Concise Description of Things Learned -
Web Scraping using BeautifulSoup and Selenium
Using Python libraries like Pandas, Matplotlib, Scikit-Learn
Using Github and basic git commands
ML Project Workflow
Basic pre-processing and EDA
TF-IDF, Count vectorizer
Word2vec and doc2vec word embeddings
BERT deep learning model
Communication with peers
Attended a team-building meeting
Github meeting conducted by mentor Collin
Reviewed the STEMCast meeting recordings of Week 3
Presentation on the word2vec embedding and judging the feasibility of its application on our project.

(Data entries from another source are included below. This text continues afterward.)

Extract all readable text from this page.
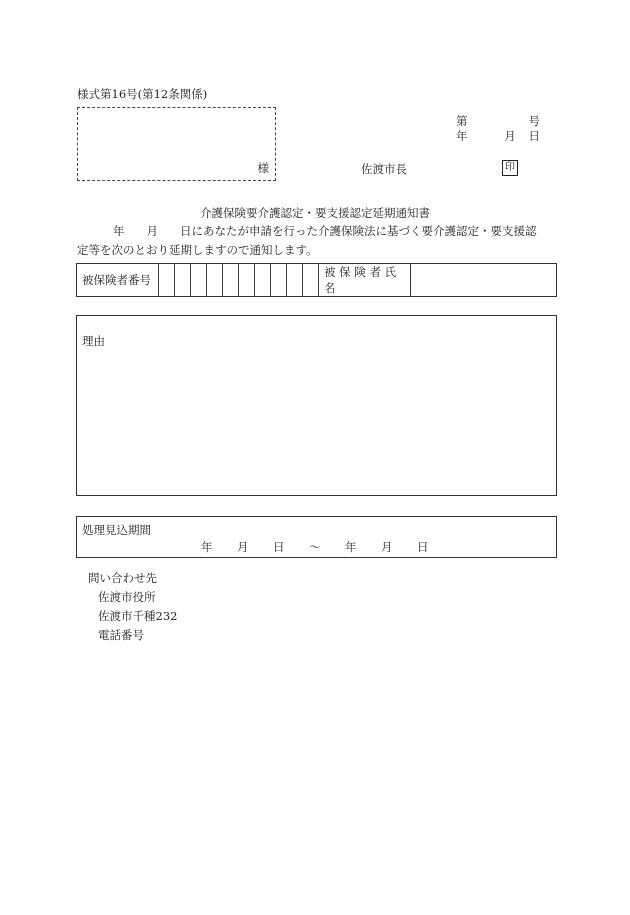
様式第16号(第12条関係)
様
第	号
年	月 日
佐渡市長	印
介護保険要介護認定・要支援認定延期通知書
年 月 日にあなたが申請を行った介護保険法に基づく要介護認定・要支援認
定等を次のとおり延期しますので通知します。
被保険者番号											被 保 険 者 氏 名	
理由
処理見込期間
年	月	日	〜	年	月	日
問い合わせ先
佐渡市役所
佐渡市千種232
電話番号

Understood Git commands and began using Github Desktop version
Understood and implemented word2vec model on Flowster data
- Basic pre-processing and EDA of the Flowster forum
The basic pre-processing techniques included removing the HTML tags, removing special characters, lowercase of letters etc.
EDA techniques included bar graphs of the authors and the categories and word cloud visualization to find the words having more frequency in the data.
- Applying word2vec embedding to find similarity between the comments
- Presenting the topic word2vec embedding, its usage and explaining the neural network architecture behind the working of the word2vec embedding.
- Applying BERT model to the combined Flowster and amazon data
Apart from the above tasks, I gained a lot of knowledge of different word embeddings and basic ML models like TF-IDF, doc2vec, Naive Bayes classifier, SVC and linear regression through the presentations of my team members.
I also learned the usage of the BERT model through different tutorials and the STEMCasts.
Flowster forum contained less than 300 entries and a major class imbalance. Hence each of the basic pre-processing methods had to be reviewed minutely to judge whether they should be applied.
The class imbalance caused problems while refining the accuracy after training the ML model on the data
The word2vec model gave good accuracy when applied only with certain ML models like linear regression
Solution: Different data augmentation techniques used by the team brought about a significant improvement in the accuracy of the models.